Sin
ser un autor que me encandile, no puedo evitar echarle un ojo a todo aquello de
Miller que llega a mis manos. En este caso mi pasión por lo griego me obligó a
detenerme un poco más.
Miller
escribe sobre sí. Apenas he pasado de puntillas por los “Trópicos” pero en la
presente obra es su lente la que nos describe Grecia, o mejor deberíamos decir
la lente que nos describe a las personas que se encuentra en Grecia, la mayoría
griegos, naturalmente, y a través de sus continuas descripciones de caracteres
lo conoceremos a él, y su carácter nos puede gustar o no, pero desde luego que
yo agradezco su honestidad.
Hay
referencias literarias, hay personajes conocidos como su amigo Lawrence Durrel,
motivo de la visita, hay poetas griegos como Katsimbalis, (el gran protagonista
griego de la novela, al que Miller admira por su enorme carácter y vitalidad),
hay una situación histórica que es el comienzo de la Segunda Guerra Mundial,
hay una idiosincrasia griega (visión parcial, al igual que la visión de la
idiosincrasia americana, francesa o inglesa, que construye a partir de unos
pocos personajes que él conoce) y luego están también las islas griegas, Corfú
o Creta, y los parajes legendarios como Micenas, Epidauro, Tebas, Delfos,
Esparta, el caos de la ciudad de Atenas.
Un
fragmento para definir a Katsimbalis y, como sucede durante toda la novela, al
propio Miller:
Daba
la impresión de estar hablando siempre de sí mismo, pero sin alabarse nunca.
Hablaba de él porque era la persona más interesante que conocía.

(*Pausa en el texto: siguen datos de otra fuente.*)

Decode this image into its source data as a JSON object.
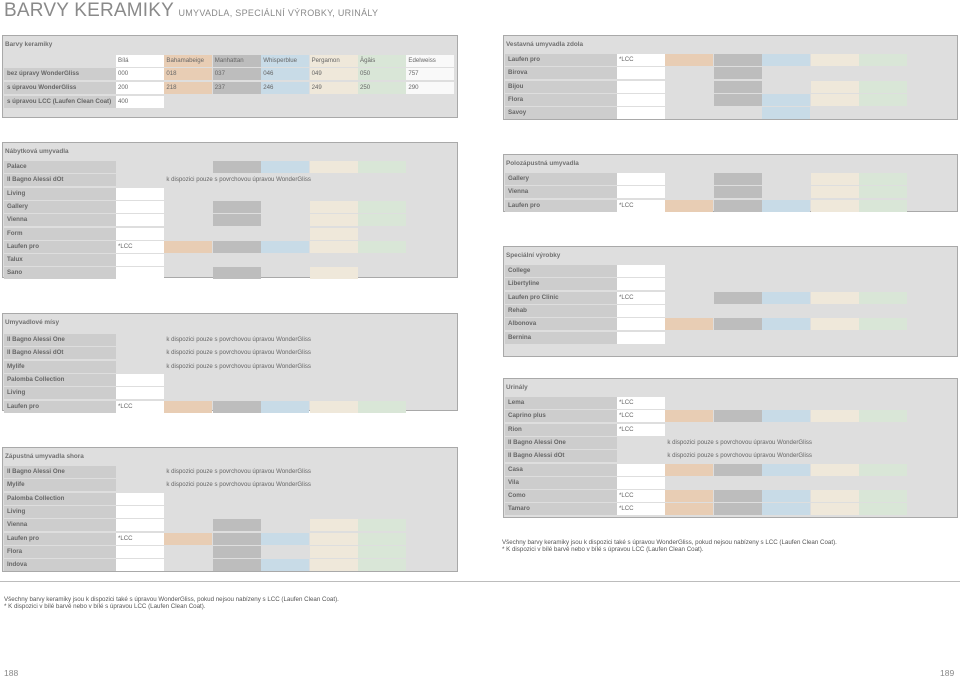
{
  "page": {
    "title": "BARVY KERAMIKY",
    "subtitle": "UMYVADLA, SPECIÁLNÍ VÝROBKY, URINÁLY",
    "left_page_number": "188",
    "right_page_number": "189"
  },
  "colors": {
    "white": "#ffffff",
    "bahamabeige": "#e8cdb4",
    "manhattan": "#bdbdbd",
    "whisperblue": "#c8dbe7",
    "pergamon": "#efe8da",
    "agais": "#d9e6d7",
    "edelweiss": "#f9f9f9"
  },
  "barvy": {
    "title": "Barvy keramiky",
    "headers": [
      "Bílá",
      "Bahamabeige",
      "Manhattan",
      "Whisperblue",
      "Pergamon",
      "Ägäis",
      "Edelweiss"
    ],
    "rows": [
      {
        "label": "bez úpravy WonderGliss",
        "codes": [
          "000",
          "018",
          "037",
          "046",
          "049",
          "050",
          "757"
        ]
      },
      {
        "label": "s úpravou WonderGliss",
        "codes": [
          "200",
          "218",
          "237",
          "246",
          "249",
          "250",
          "290"
        ]
      },
      {
        "label": "s úpravou LCC (Laufen Clean Coat)",
        "codes": [
          "400",
          "",
          "",
          "",
          "",
          "",
          ""
        ]
      }
    ]
  },
  "notes": {
    "lcc": "*LCC",
    "wondergliss": "k dispozici pouze s povrchovou úpravou WonderGliss"
  },
  "nabytkova": {
    "title": "Nábytková umyvadla",
    "rows": [
      {
        "label": "Palace",
        "lcc": true,
        "c": [
          0,
          0,
          1,
          1,
          1,
          1,
          0
        ]
      },
      {
        "label": "Il Bagno Alessi dOt",
        "note": true
      },
      {
        "label": "Living",
        "c": [
          1,
          0,
          0,
          0,
          0,
          0,
          0
        ]
      },
      {
        "label": "Gallery",
        "c": [
          1,
          0,
          1,
          0,
          1,
          1,
          0
        ]
      },
      {
        "label": "Vienna",
        "c": [
          1,
          0,
          1,
          0,
          1,
          1,
          0
        ]
      },
      {
        "label": "Form",
        "c": [
          1,
          0,
          0,
          0,
          1,
          0,
          0
        ]
      },
      {
        "label": "Laufen pro",
        "lcc": true,
        "c": [
          1,
          1,
          1,
          1,
          1,
          1,
          0
        ]
      },
      {
        "label": "Talux",
        "c": [
          1,
          0,
          0,
          0,
          0,
          0,
          0
        ]
      },
      {
        "label": "Sano",
        "c": [
          1,
          0,
          1,
          0,
          1,
          0,
          0
        ]
      }
    ]
  },
  "misy": {
    "title": "Umyvadlové mísy",
    "rows": [
      {
        "label": "Il Bagno Alessi One",
        "note": true
      },
      {
        "label": "Il Bagno Alessi dOt",
        "note": true
      },
      {
        "label": "Mylife",
        "note": true
      },
      {
        "label": "Palomba Collection",
        "c": [
          1,
          0,
          0,
          0,
          0,
          0,
          0
        ]
      },
      {
        "label": "Living",
        "c": [
          1,
          0,
          0,
          0,
          0,
          0,
          0
        ]
      },
      {
        "label": "Laufen pro",
        "lcc": true,
        "c": [
          1,
          1,
          1,
          1,
          1,
          1,
          0
        ]
      }
    ]
  },
  "shora": {
    "title": "Zápustná umyvadla shora",
    "rows": [
      {
        "label": "Il Bagno Alessi One",
        "note": true
      },
      {
        "label": "Mylife",
        "note": true
      },
      {
        "label": "Palomba Collection",
        "c": [
          1,
          0,
          0,
          0,
          0,
          0,
          0
        ]
      },
      {
        "label": "Living",
        "c": [
          1,
          0,
          0,
          0,
          0,
          0,
          0
        ]
      },
      {
        "label": "Vienna",
        "c": [
          1,
          0,
          1,
          0,
          1,
          1,
          0
        ]
      },
      {
        "label": "Laufen pro",
        "lcc": true,
        "c": [
          1,
          1,
          1,
          1,
          1,
          1,
          0
        ]
      },
      {
        "label": "Flora",
        "c": [
          1,
          0,
          1,
          0,
          1,
          1,
          0
        ]
      },
      {
        "label": "Indova",
        "c": [
          1,
          0,
          1,
          1,
          1,
          1,
          0
        ]
      }
    ]
  },
  "vestavna": {
    "title": "Vestavná umyvadla zdola",
    "rows": [
      {
        "label": "Laufen pro",
        "lcc": true,
        "c": [
          1,
          1,
          1,
          1,
          1,
          1,
          0
        ]
      },
      {
        "label": "Birova",
        "c": [
          1,
          0,
          1,
          0,
          0,
          0,
          0
        ]
      },
      {
        "label": "Bijou",
        "c": [
          1,
          0,
          1,
          0,
          1,
          1,
          0
        ]
      },
      {
        "label": "Flora",
        "c": [
          1,
          0,
          1,
          1,
          1,
          1,
          0
        ]
      },
      {
        "label": "Savoy",
        "c": [
          1,
          0,
          0,
          1,
          0,
          0,
          0
        ]
      }
    ]
  },
  "polozapustna": {
    "title": "Polozápustná umyvadla",
    "rows": [
      {
        "label": "Gallery",
        "c": [
          1,
          0,
          1,
          0,
          1,
          1,
          0
        ]
      },
      {
        "label": "Vienna",
        "c": [
          1,
          0,
          1,
          0,
          1,
          1,
          0
        ]
      },
      {
        "label": "Laufen pro",
        "lcc": true,
        "c": [
          1,
          1,
          1,
          1,
          1,
          1,
          0
        ]
      }
    ]
  },
  "specialni": {
    "title": "Speciální výrobky",
    "rows": [
      {
        "label": "College",
        "c": [
          1,
          0,
          0,
          0,
          0,
          0,
          0
        ]
      },
      {
        "label": "Libertyline",
        "c": [
          1,
          0,
          0,
          0,
          0,
          0,
          0
        ]
      },
      {
        "label": "Laufen pro Clinic",
        "lcc": true,
        "c": [
          1,
          0,
          1,
          1,
          1,
          1,
          0
        ]
      },
      {
        "label": "Rehab",
        "c": [
          1,
          0,
          0,
          0,
          0,
          0,
          0
        ]
      },
      {
        "label": "Albonova",
        "c": [
          1,
          1,
          1,
          1,
          1,
          1,
          0
        ]
      },
      {
        "label": "Bernina",
        "c": [
          1,
          0,
          0,
          0,
          0,
          0,
          0
        ]
      }
    ]
  },
  "urinaly": {
    "title": "Urinály",
    "rows": [
      {
        "label": "Lema",
        "lcc": true,
        "c": [
          1,
          0,
          0,
          0,
          0,
          0,
          0
        ]
      },
      {
        "label": "Caprino plus",
        "lcc": true,
        "c": [
          1,
          1,
          1,
          1,
          1,
          1,
          0
        ]
      },
      {
        "label": "Rion",
        "lcc": true,
        "c": [
          1,
          0,
          0,
          0,
          0,
          0,
          0
        ]
      },
      {
        "label": "Il Bagno Alessi One",
        "note": true
      },
      {
        "label": "Il Bagno Alessi dOt",
        "note": true
      },
      {
        "label": "Casa",
        "c": [
          1,
          1,
          1,
          1,
          1,
          1,
          0
        ]
      },
      {
        "label": "Vila",
        "c": [
          1,
          0,
          0,
          0,
          0,
          0,
          0
        ]
      },
      {
        "label": "Como",
        "lcc": true,
        "c": [
          1,
          1,
          1,
          1,
          1,
          1,
          0
        ]
      },
      {
        "label": "Tamaro",
        "lcc": true,
        "c": [
          1,
          1,
          1,
          1,
          1,
          1,
          0
        ]
      }
    ]
  },
  "footnotes": {
    "line1": "Všechny barvy keramiky jsou k dispozici také s úpravou WonderGliss, pokud nejsou nabízeny s LCC (Laufen Clean Coat).",
    "line2": "* K dispozici v bílé barvě nebo v bílé s úpravou LCC (Laufen Clean Coat)."
  }
}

Me gusta mucho
esa cualidad, de la que yo mismo tengo un poco.
Quizás
el móvil que atraviesa todas las páginas de esta novela es el contraste entre
América y Grecia. Todos los griegos admiran América y quieren emigrar allí mientras
que Miller parece odiar todo lo que su país representa:
―¿Y qué
tiene Grecia para gustarle tanto ―preguntó uno.
Sonreí.
«Luz y pobreza».
―Usted
es un romántico ―contestó el que había hecho la pregunta.
―Sí. Soy
lo bastante loco para creer que el hombre más feliz de la Tierra es el que
tiene menos necesidades. Y creo también que una luz como la que ustedes
disfrutan borra toda fealdad. Desde que estoy en su país sé que la luz es
sagrada, Grecia es para mí una tierra sagrada.
―¿Pero
ha visto usted qué pobre es la gente y la miseria en que vive?
―He
visto peor miseria en América ―contesté―. La pobreza sola no hace a la gente
miserable.
―Usted
dice eso porque tiene suficiente…
―Puedo
decirlo porque toda mi vida he sido pobre ―respondí, y agregué―: Y soy pobre
ahora. Tengo el dinero justo para volver a Atenas. Cuando esté allí tendré que
pensar en obtener más. No es el dinero lo que me mantiene. Es la fe que tengo
en mí y en mis propias fuerzas. En espíritu soy millonario; tal vez la fe en el
resurgimiento personal es lo mejor que tenga América.
En
Atenas disfruté el placer de la soledad; en Nueva York me he sentido siempre
solo, con esa soledad del animal enjaulado, que lleva al crimen, al sexo, al
alcohol y otras locuras.
En
fin, que la soberbia de Miller te puede gustar más o menos, pero qué duda cabe
que da de sí buenos fragmentos:
Mantener
la mente vacía es una proeza, una proeza muy saludable. Estar en silencio todo
el día, no ver ningún periódico, no oír ninguna radio, no escuchar ningún
chisme, abandonarse absoluta y completamente a la pereza, estar absoluta y
completamente indiferente al destino del muno, es la más hermosa medicina que
uno pueda tomar. Poco a poco se suelta la cultura libresca; los problemas se
funden y se disuelven; los ligámenes se rompen; el pensamiento, cuando uno se
digna a entregarse a él, se hace muy primitivo; se mira a las plantas, a las
piedras y a los peces con ojos diferentes; se pregunta uno a qué conducen las
luchas frenéticas en que están envueltos los hombres;
Las
mejores historias que he escuchado no tenían pies ni cabeza, los mejores libros
que conozco son los que no puedo recordar su argumento, los mejores individuos
son los que no llevan a uno a ninguna parte.